My latest phone has lasted for two years now, which is the longest time I have ever had one. Other phones I lost or someone stole them from my hands/pocket. I know its ringtone by default, it is like any other of its kind. That is because I deactivated its volume, vibration and notifications. Since the day I bought it, it has been in silent mode.
I am a fan of social media and apps, but I cannot tolerate how often their notifications make phones beep and/or vibrate, so I set mine to silent mode. Only if I have it in my hand or somewhere close, I will see the screen notify me of an incoming call. If I start any app, that is how I will know if anyone texted me.

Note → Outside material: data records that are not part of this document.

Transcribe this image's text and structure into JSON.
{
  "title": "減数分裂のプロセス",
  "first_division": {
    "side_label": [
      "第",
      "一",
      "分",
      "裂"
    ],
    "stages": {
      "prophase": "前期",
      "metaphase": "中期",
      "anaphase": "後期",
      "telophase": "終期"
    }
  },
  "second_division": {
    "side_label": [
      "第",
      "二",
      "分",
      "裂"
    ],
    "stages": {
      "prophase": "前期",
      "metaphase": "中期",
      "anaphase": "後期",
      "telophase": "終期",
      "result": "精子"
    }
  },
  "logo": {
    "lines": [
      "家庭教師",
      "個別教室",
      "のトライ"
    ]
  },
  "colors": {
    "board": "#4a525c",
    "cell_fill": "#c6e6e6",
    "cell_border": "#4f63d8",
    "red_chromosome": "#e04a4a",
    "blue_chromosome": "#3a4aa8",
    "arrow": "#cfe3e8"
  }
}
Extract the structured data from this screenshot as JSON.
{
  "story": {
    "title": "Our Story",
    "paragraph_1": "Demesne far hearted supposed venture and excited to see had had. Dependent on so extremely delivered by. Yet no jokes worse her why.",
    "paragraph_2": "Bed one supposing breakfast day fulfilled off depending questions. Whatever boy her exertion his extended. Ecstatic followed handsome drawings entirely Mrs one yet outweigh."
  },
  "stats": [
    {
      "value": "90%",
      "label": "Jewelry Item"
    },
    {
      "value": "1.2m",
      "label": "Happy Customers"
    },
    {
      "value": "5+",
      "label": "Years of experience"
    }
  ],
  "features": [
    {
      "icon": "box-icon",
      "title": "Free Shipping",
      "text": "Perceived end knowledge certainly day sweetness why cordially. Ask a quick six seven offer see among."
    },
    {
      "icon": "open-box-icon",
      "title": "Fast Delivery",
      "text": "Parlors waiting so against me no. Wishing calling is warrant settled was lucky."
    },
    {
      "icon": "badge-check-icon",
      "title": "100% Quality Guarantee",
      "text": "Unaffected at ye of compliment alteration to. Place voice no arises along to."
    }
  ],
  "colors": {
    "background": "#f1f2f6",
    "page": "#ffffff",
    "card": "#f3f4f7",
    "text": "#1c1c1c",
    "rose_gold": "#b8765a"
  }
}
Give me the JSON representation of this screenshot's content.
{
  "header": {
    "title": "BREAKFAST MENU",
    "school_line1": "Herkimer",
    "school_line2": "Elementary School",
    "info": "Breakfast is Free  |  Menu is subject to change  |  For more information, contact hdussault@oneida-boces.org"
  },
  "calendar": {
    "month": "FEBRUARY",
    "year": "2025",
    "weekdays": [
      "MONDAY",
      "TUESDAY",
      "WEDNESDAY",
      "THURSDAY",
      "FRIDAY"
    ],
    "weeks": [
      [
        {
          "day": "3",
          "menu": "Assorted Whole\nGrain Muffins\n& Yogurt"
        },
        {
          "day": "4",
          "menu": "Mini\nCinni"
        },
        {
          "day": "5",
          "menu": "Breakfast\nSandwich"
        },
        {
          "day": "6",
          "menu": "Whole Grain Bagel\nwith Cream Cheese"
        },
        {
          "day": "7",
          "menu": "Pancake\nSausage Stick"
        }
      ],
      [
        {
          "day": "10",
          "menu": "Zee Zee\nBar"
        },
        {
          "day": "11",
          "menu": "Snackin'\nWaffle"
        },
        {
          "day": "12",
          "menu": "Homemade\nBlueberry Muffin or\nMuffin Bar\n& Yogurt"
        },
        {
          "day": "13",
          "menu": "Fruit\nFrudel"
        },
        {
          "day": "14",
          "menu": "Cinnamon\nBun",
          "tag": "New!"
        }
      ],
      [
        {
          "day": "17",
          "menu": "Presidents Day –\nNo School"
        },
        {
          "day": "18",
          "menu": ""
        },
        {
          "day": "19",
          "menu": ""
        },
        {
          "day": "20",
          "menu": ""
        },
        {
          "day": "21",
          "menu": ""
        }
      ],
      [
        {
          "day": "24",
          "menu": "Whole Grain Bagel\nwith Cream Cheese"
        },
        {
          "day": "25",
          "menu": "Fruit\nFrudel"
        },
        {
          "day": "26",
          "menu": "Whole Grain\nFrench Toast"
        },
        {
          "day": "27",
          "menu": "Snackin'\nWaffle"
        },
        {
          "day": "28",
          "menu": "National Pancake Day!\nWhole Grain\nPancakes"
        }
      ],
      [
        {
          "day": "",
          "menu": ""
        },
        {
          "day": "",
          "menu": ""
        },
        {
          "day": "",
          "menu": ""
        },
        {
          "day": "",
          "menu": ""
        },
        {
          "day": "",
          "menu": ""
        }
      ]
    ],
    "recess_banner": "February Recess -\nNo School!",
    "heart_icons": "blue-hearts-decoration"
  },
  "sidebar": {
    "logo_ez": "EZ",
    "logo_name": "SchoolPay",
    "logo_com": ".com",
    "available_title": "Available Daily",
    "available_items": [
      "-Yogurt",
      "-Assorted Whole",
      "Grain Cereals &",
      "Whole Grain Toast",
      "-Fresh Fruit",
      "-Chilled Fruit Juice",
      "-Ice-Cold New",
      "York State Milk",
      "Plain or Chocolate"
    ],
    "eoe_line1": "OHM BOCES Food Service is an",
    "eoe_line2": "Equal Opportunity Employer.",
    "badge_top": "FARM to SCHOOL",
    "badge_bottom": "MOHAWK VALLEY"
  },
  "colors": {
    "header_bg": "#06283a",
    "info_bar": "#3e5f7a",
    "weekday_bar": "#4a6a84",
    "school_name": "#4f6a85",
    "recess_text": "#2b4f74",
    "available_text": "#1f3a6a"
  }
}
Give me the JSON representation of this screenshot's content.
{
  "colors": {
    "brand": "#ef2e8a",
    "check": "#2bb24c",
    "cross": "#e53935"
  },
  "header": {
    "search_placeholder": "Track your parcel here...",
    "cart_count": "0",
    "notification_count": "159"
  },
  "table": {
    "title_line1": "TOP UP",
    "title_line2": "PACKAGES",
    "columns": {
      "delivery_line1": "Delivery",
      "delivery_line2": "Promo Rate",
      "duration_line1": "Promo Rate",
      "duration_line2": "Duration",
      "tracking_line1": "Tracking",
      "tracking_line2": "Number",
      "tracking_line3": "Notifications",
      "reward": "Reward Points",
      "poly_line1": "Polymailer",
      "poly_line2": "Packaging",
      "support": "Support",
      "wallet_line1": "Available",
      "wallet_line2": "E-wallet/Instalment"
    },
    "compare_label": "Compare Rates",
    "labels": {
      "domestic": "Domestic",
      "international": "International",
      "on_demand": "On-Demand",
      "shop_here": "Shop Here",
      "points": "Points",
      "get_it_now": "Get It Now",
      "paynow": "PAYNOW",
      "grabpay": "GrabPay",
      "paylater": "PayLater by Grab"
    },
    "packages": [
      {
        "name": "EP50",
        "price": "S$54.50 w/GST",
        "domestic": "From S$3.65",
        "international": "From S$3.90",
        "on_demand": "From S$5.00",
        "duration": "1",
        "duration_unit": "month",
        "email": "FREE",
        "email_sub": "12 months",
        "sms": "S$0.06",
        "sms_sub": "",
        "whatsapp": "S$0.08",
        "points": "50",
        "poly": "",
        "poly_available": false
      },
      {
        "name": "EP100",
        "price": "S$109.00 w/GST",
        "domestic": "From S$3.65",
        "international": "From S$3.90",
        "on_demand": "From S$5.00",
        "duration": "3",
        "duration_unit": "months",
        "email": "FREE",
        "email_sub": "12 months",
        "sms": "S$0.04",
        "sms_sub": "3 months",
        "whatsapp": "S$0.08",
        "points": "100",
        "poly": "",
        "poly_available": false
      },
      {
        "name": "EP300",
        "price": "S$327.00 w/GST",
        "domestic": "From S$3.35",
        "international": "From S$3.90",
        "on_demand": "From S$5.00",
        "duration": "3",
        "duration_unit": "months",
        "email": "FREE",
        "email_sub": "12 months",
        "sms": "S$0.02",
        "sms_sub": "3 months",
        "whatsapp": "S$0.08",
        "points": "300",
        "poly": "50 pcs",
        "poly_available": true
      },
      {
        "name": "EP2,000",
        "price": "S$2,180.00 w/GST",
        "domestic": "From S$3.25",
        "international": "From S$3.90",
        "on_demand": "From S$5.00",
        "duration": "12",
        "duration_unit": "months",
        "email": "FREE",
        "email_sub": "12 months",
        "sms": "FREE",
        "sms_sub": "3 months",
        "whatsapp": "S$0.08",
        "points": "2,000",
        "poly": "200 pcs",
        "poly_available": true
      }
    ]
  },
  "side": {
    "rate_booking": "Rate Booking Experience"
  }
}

So, why the heck do you care about my phone in silent mode? No special reason. It just reminded me of myself in this season of my soul. I have turned myself into a silent mode. I feel like all social interactions bother me. Everything else around me seems to happen at a pace that is not mine.
I do not want to run the way they do. I do not want to worry the way they do. I do not want to worry about the things they worry about. I do not want to become friends with the friends they become friends with. I do not want to speak the way they speak. I do not want to see what they see. I do not want to go to the direction they go to. I do not want to live the way they do. Whoever “they” really are. But, then, what do I want?
Every morning and every night I sit on my bed and stay for a while staring at that non-existent point. The point that makes one freeze, makes time stop and makes one sigh deep-deep-deep. Sometimes I feel like life does not get any better at all and there is just anguish inside and the world is an unfair place to live in. I am trying all my best and my best does not seem to be enough.
I do not want to hear that everything will be okay. I no longer know what “okay” or “well” is. Is it an illusion of what we want and not of what we really need? I get the “impression” that it is something I have to build everyday. Something I must give instead of hoping to receive. What is happening? I am an adult! That is what is going on (haha).
Thank you. To those of you who have come close enough so that I could see your incoming smiles and read the messages in your eyes, even when my silent mode has remained activated.